Seven years ago, professor of Tokyo University, Yohji Totsuka, has died from colon cancer. He was a disciple of Masatoshi Koshiba, professor emeritus of the same University, a Nobel Prize awardee for quantum physics, and had been making research work regarding elementary particle after his elmer. I bet he was in his fifties then. Of course, I had no acquaintance with him but have known him only through his blog as told below.

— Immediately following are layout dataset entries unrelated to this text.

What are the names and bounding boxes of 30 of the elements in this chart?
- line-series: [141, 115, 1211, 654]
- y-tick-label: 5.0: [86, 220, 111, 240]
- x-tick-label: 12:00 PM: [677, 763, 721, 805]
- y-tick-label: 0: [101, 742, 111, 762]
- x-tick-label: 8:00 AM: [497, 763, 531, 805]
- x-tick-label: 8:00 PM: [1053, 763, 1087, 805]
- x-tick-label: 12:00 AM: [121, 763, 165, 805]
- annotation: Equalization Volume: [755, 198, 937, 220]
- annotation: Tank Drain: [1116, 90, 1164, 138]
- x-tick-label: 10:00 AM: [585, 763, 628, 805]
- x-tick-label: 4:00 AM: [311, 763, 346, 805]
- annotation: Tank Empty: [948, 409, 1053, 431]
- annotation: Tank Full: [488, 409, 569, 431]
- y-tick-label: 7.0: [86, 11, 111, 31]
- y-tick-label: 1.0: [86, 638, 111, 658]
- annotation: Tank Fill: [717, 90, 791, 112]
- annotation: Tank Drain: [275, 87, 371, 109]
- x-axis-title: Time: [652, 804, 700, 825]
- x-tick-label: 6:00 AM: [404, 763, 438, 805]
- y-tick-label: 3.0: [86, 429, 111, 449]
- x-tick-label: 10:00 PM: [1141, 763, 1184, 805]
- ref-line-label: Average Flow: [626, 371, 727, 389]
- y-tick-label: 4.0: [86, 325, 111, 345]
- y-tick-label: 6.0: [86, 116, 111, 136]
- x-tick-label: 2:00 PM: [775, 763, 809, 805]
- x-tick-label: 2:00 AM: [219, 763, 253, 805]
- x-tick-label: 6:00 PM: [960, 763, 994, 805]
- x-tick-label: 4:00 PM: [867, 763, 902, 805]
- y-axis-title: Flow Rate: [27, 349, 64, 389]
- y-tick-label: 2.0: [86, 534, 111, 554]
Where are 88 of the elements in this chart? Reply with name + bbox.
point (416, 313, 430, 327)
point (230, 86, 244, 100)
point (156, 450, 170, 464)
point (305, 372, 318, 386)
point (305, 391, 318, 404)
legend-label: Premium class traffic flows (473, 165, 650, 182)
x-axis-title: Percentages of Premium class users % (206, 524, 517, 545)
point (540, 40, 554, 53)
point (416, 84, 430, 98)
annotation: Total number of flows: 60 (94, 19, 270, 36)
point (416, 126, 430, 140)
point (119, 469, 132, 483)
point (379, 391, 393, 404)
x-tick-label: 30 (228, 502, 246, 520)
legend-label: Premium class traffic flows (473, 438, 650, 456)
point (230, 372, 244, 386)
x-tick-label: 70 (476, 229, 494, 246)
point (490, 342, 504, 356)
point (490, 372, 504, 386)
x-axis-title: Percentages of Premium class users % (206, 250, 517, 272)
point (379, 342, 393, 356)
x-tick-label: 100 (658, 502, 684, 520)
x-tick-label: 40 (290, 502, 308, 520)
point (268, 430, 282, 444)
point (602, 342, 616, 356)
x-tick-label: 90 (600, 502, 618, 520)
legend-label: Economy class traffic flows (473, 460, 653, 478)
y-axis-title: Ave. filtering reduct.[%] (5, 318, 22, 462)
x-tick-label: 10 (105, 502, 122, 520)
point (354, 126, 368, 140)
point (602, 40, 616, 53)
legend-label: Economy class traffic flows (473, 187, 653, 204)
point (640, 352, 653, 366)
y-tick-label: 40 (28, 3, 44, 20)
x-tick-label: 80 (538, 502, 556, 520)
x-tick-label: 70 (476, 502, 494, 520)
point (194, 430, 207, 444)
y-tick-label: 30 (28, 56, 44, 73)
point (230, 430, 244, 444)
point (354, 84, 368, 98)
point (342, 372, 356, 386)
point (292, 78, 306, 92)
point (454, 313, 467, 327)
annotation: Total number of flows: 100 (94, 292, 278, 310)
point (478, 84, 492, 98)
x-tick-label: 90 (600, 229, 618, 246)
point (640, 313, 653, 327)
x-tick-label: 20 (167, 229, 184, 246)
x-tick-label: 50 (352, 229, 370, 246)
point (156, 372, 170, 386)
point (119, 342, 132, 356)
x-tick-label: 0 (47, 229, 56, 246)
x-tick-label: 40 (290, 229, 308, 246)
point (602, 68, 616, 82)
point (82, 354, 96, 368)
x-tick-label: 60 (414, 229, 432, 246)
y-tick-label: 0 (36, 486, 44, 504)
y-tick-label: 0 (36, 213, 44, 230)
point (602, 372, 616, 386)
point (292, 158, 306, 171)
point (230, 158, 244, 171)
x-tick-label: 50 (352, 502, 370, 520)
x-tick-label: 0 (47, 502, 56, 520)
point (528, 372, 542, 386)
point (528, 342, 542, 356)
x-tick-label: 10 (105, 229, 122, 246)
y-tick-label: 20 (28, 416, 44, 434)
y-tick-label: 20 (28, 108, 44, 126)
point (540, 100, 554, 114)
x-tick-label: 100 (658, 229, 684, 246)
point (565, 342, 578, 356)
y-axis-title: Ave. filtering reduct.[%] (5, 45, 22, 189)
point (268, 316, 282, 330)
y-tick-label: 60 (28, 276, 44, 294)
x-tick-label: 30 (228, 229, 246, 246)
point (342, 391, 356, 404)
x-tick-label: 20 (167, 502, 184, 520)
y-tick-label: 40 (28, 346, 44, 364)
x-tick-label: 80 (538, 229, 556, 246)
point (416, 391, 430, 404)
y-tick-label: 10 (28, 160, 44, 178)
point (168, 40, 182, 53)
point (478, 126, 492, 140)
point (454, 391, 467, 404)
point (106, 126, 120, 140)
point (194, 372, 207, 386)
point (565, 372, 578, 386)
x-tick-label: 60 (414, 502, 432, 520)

In the process to death, he had kept a blog for months. He has written something profound in plain words in it. Once, he was asked by a person with the same illness of poor prognosis how he/she could live positively despite of the fatal illness. Professor Totsuka has answered that person to start writing/reading/listening more carefully as well as deliberately. With that effort, he/she could overcome the fear for death. He has told this in most tender manner to that person. Most affectionate way. I knew that was what he had actually been doing at that time. He also introduced words of Shiki Masaoka, one of the renowned haiku poets in japanese traditional style, who fought against tuberculosis and died in his young age. It was "To be enlightened in life is not to die well but to live well." I was most impressed how he has answered, in kind and open minded way, to the other who suffered from the same fatal illness. Very few could do such a thing in his situation. What he said sounded right and appropriate as an answer to the inquirer. It is, moreover, suggestive to us how to live and die.
It is not so soon when I should consider of dying by myself. But no one knows when it comes to us. At my age, I feel I should get ready for that. Totsuka might mean we should live well in order to die well. I feel it couldn't be too early for us to prepare for that moment.